Taiwanese Horror Movie “Incantation” Offers Familiar Shocks, But Not Innovation

by Brian Hioe

Photo courtesy of Incantation

This is a No Man is an Island film review written in collaboration with Cinema Escapist as part of coverage of the 2022 Neuchâtel International Fantastic Film Festival. Keep an eye out for more!

INCANTATION IS THE latest Taiwanese film to try bridging traditionally Taiwanese elements with contemporary horror (other recent examples include 2019 hit Detention). The film has been highly successful at the box office, becoming the highest-grossing Taiwanese movie of 2022 thus far. In fact, the film’s distributors tout it as being the highest-grossing Taiwanese horror movie of all time; the film made 23 million NT in its first three days in theaters.
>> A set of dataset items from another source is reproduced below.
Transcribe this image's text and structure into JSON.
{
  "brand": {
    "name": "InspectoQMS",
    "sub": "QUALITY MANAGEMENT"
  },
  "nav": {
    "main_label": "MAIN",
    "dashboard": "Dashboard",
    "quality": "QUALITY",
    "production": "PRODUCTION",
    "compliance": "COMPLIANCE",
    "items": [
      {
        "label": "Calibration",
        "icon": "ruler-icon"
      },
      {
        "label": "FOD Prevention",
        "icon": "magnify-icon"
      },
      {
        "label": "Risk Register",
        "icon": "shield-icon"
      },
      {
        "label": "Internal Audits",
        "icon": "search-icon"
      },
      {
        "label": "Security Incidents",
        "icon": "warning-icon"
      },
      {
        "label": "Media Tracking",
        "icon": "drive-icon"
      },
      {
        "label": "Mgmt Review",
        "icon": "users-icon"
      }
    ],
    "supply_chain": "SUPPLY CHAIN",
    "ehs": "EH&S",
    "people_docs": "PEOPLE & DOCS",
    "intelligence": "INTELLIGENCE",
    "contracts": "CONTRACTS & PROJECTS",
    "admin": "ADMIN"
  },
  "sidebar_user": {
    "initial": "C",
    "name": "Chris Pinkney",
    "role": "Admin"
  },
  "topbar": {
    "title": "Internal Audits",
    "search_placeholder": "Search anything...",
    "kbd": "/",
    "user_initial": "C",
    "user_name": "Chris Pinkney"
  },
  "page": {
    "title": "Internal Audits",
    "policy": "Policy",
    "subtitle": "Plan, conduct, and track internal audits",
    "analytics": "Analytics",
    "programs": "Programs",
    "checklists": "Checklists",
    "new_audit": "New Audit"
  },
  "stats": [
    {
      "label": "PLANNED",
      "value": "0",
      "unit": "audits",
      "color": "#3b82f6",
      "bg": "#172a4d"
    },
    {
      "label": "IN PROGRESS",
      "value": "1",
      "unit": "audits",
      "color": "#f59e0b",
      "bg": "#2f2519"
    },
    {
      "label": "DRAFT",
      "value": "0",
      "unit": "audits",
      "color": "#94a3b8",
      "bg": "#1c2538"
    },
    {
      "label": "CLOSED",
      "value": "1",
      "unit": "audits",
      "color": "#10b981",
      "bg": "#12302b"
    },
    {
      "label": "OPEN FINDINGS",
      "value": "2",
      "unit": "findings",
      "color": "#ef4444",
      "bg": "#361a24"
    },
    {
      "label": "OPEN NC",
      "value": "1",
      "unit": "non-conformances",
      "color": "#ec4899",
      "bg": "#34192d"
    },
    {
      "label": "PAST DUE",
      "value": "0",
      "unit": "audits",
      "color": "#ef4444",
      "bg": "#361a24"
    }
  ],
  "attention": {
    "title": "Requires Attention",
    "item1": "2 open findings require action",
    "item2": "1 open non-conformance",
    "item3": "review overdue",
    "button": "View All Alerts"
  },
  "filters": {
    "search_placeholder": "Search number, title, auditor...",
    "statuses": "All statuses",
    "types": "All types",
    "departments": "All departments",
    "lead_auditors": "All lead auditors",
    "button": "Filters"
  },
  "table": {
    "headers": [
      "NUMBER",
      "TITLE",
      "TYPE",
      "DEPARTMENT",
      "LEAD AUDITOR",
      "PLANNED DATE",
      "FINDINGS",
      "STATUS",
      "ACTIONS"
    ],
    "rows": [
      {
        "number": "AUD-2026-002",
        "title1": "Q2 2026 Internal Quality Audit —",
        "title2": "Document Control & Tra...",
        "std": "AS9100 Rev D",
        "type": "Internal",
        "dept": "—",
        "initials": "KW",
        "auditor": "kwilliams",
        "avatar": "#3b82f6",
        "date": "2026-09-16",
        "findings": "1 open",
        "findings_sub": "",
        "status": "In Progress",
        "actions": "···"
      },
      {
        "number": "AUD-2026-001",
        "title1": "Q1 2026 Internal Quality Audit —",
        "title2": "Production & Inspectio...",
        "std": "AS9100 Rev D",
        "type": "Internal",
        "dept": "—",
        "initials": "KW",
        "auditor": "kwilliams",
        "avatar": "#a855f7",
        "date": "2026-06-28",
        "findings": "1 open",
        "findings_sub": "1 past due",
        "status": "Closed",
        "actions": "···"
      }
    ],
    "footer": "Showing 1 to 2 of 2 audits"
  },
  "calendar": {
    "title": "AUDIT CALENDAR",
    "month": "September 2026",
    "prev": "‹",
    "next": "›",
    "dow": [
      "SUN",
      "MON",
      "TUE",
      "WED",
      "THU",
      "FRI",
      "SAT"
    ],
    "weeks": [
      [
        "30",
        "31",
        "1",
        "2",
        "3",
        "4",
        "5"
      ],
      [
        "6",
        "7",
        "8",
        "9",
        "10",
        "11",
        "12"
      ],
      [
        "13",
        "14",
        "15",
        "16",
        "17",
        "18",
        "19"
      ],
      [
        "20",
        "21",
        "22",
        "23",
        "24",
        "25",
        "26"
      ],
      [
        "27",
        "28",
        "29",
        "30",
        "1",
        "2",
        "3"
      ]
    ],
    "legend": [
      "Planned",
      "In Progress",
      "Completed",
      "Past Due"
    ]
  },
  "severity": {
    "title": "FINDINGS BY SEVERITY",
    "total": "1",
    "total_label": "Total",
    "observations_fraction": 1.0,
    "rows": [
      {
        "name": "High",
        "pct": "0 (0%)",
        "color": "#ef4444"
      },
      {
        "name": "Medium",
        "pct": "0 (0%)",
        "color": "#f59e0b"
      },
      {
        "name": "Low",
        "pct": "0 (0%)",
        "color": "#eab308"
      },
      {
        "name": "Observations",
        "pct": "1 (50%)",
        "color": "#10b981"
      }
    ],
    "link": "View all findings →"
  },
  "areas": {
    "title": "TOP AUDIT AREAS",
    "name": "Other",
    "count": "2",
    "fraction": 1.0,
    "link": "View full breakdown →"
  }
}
It may not be surprising, then, that Netflix will soon distribute Incantation internationally.

Nevertheless, Incantation ultimately proves a flawed work. The film’s horror elements are primarily derivative and reliant on shock, rather than any more nuanced or subtle sense of dread that would have ultimately made it a scarier work.

Photo courtesy of Incantation

Incantation follows Ruo-nan, a young mother, and her daughter Duo-duo. Duo-duo shows many of the signs of possession, sometimes appearing to hear mysterious voices, or being prone to inexplicable behavior. As it transpires, Ruo-nan and her daughter’s troubles began due to Ruo-nan and her boyfriend making a YouTube video some years prior, in which the couple sought to document a religious ritual carried out by her boyfriend’s family. Violating the taboos of the religious ceremony led the family to be cursed, with Ruo-nan’s boyfriend dying as a consequence. The pregnant Ruo-nan and her child survived, but remained cursed.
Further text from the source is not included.